Like most social movements, countercultures eventually lose their fire and enter the mainstream. Even the cultural legacies of those moments don’t have the same poignancy in our generation’s eyes as they did to the fresh eyes of their era. Easy Rider, for instance, is considered an iconic countercultural text, but today, its message pales in comparison to the impact it had when it was released in 1969.
Speaking broadly, Nystrom wrote that countercultures are mainstreamed “when the explicit political challenge of the counterculture fails, and some of their beliefs and practices prove to be assimilable into dominant practices.” Nystrom noted that author and journalist Thomas Frank argued that many of the principles of the countercultures in the 1960s were focused heavily on pleasure, easily translatable to consumer capitalism. Although this seems like an oxymoron, Frank wrote in The Conquest of Cool that “faith in the revolutionary potential of ‘authentic’ counterculture combine[s] with the notion that business mimics and mass-produces fake counterculture in order to cash in on a particular demographic and to subvert the great threat that “real” counterculture represents” – something he calls the “co-optation theory.” For every genuine counterculture, corporate response is to integrate the counterculture into consumer products, commercializing its original values.
While we may be nostalgic for the sixties conception of counterculture, the idea of a contemporary counter-culture is more difficult to assess. Do counter cultures even exist today? When asked what constitutes counter culture today, Nystrom expressed the opinion that it, in the context of the U.S., counter culture is located on the Christian right. He argued that the Christian right has a distinct worldview relying on a network of institutions, including universities and churches, that are against mainstream culture – such as scientific method in schools, political secularism, and to some extent, consumer capitalism.

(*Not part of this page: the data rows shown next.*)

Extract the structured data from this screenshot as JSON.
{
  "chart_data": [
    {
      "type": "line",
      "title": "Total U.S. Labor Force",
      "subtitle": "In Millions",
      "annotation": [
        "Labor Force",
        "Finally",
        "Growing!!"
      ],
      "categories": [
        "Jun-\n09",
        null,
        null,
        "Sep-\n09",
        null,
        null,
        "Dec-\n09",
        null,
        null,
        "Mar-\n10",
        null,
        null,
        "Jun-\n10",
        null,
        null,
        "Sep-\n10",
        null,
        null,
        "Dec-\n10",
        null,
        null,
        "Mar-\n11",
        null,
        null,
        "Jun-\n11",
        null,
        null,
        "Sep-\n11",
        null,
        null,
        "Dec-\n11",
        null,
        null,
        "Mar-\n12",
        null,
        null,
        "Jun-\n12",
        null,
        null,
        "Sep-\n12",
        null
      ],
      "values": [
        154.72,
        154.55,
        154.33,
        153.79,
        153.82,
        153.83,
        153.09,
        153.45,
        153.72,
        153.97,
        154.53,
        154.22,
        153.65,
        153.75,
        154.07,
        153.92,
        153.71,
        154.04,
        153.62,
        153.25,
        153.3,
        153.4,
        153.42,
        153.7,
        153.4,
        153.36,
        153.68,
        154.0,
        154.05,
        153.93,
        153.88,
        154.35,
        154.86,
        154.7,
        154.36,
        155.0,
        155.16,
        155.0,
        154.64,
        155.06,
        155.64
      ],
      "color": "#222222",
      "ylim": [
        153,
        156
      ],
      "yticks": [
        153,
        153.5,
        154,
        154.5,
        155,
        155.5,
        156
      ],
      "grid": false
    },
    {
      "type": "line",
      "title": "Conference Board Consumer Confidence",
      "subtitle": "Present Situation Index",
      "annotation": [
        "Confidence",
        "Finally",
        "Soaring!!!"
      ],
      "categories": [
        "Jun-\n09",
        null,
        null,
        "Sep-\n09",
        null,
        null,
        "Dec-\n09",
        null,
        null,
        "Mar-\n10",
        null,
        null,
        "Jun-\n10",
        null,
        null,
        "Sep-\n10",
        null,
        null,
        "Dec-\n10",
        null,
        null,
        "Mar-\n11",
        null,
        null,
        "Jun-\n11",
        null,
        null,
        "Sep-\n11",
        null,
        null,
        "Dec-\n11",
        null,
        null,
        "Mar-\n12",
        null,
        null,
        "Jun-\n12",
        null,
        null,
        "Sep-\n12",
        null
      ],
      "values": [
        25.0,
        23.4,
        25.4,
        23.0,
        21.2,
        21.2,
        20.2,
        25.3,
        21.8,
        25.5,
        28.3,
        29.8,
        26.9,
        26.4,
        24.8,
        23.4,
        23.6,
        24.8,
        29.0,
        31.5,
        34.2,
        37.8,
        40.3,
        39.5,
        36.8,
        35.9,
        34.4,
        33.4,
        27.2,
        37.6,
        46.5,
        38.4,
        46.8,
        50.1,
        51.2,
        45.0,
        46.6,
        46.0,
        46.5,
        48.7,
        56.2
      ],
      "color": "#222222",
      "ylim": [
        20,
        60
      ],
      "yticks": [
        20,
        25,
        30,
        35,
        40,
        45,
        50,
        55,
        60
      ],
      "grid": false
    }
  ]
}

This argument at first appears striking, because what we usually think of as counterculture – queer movements, civil rights, anti-war movements, the “summer of love” – are more commonly rooted in leftist ideologies. But Nystrom wrote that “someone who has been home-schooled by born-again Christian parents, attends Jerry Falwell’s Liberty University in Virginia, and goes on to work as a lawyer for the Pat Robertson affiliated American Center for Law and Justice lives a fully saturated countercultural existence as profound as someone who resisted the draft and lived in a commune in Vermont in the 1960s and ’70s.”
If contemporary counterculture is defined by groups such as Christian right, does this mean the end of the radical activism that defined movements of the sixties and seventies? Or can it be reinvented? Counterculture gave birth to cyber culture, argues Fred Turner in the 2006 book From Counterculture to Cyberculture. The two are inseparable, and this has revolutionized the way cultures interact and develop. Communications technologies – especially social media like YouTube, blogging, Twitter, and Facebook – are routinely lauded for their effects on social change, and more importantly, for human possibility. Nystrom thinks that social media can influence the creation of countercultures because they “allow people to have access to and participate in alternative beliefs and practices without being geographically linked to each other.”
With communication technologies as a resource for change, cultural critic Greil Marcus has argued that the very notion of a counter-culture may be unnecessary. In a 2003 New York Times article, he wrote, “It doesn’t matter that there is no counterculture, because counterculture of the past gives people a sense that their own difference matters.” While the idea of counter-culture today is embedded with romantic and nostalgic implications of past rebellion, to be in defense of the possibility of counter cultural change is to be in defense of freedom.